On 17 November 2013, Emirates announced at a press conference at the Dubai Airshow that it was placing an order for an additional 50 Airbus A380-800s, bringing the overall order total to 140.

On 9 April 2015, Emirates CEO and President Tim Clark confirmed that the airline would adopt a two-class A380 with first class removed to make way for 615 passengers across business and economy class cabins. The first commercial service of an aircraft in this cabin configuration was a flight from Dubai to Copenhagen on 1 December 2015.

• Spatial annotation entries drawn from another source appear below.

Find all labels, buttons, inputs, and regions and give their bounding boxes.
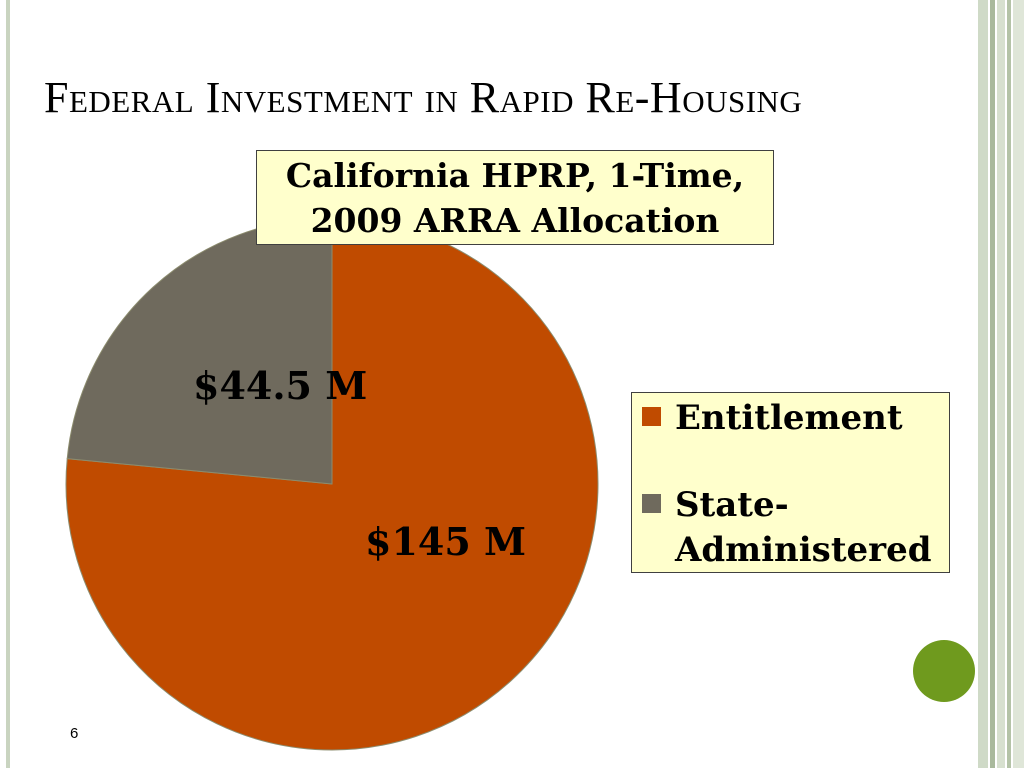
legend-item-state-administered: State- Administered	[642, 483, 931, 573]
slide-number: 6	[70, 725, 79, 742]
chart-title-box: California HPRP, 1-Time, 2009 ARRA Alloc…	[256, 150, 774, 245]
right-border-band	[1007, 0, 1011, 768]
legend-label-entitlement: Entitlement	[675, 398, 903, 438]
chart-title-line-2: 2009 ARRA Allocation	[310, 201, 720, 240]
legend-label-state-administered: State- Administered	[675, 485, 932, 570]
pie-slice-state-administered	[66, 217, 333, 485]
slice-data-label-state-administered: $44.5 M	[193, 363, 368, 408]
slice-data-label-entitlement: $145 M	[365, 519, 527, 564]
accent-dot	[913, 640, 975, 702]
chart-title-line-1: California HPRP, 1-Time,	[285, 156, 745, 195]
right-border-band	[990, 0, 995, 768]
legend-item-entitlement: Entitlement	[642, 396, 903, 441]
right-border-band	[1013, 0, 1024, 768]
left-border-rule	[6, 0, 10, 768]
right-border-band	[997, 0, 1005, 768]
slide-title: Federal Investment in Rapid Re-Housing	[44, 73, 803, 122]
legend-swatch-entitlement	[642, 407, 661, 426]
right-border-band	[978, 0, 988, 768]
chart-legend: Entitlement State- Administered	[631, 392, 950, 573]
legend-swatch-state-administered	[642, 494, 661, 513]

Emirates is the largest operator of the A380, with the 100th A380 joining its fleet in November 2017.

On 18 January 2018, it was reported that Emirates had placed an order for 20 A380s with options for 16 more with deliveries to start in 2020.

Emirates' A380s were originally all powered by Engine Alliance GP7200 engines. In a deal worth US$9.2 billion, Rolls-Royce announced in April 2015 that it would supply engines for 50 new Airbus A380s (termed A380CEO), with first delivery due in mid-2016. On 29 December 2016, the first Emirates Rolls-Royce-powered A380 landed at Dubai airport (Registration A6-EUM).

===Dubai International Terminal 3===

Dubai International Airport's Terminal 3 was built exclusively for the use of Emirates at a cost of $4.5 billion and officially opened 14 October 2008. Terminal 3 is the second largest building in the world by floor space, with over 1713000 m2 of space. It is second only to the New Century Global Center.The terminal has annual capacity of 43 million passengers. The new concourse A opened on 2 January 2013 and is built exclusively for the A380-800.

In May 2011, Paul Griffiths, chief executive of Dubai Airports revealed that Emirates will eventually take over the operation of Concourse C, along with Concourses B and A.

===Dreamliner orders===

On November 12, 2017, Emirates Airline "renewed its aircraft buying spree" and agreed to buy a number of Boeing's 787 Dreamliners for $15.1 billion. With the first deliveries planned for 2022, the deal included 40 of the new 787-10, the largest available Dreamliner. The Wall Street Journal described the deal as a "painful loss" for Airbus, which until 2014, Emirates had a firm order for 70 of its A350 model. The order for the 787 had been announced during the Dubai Airshow, and Airbus executives were reportedly seated in the front row, expecting a deal for more A380 super-jumbos.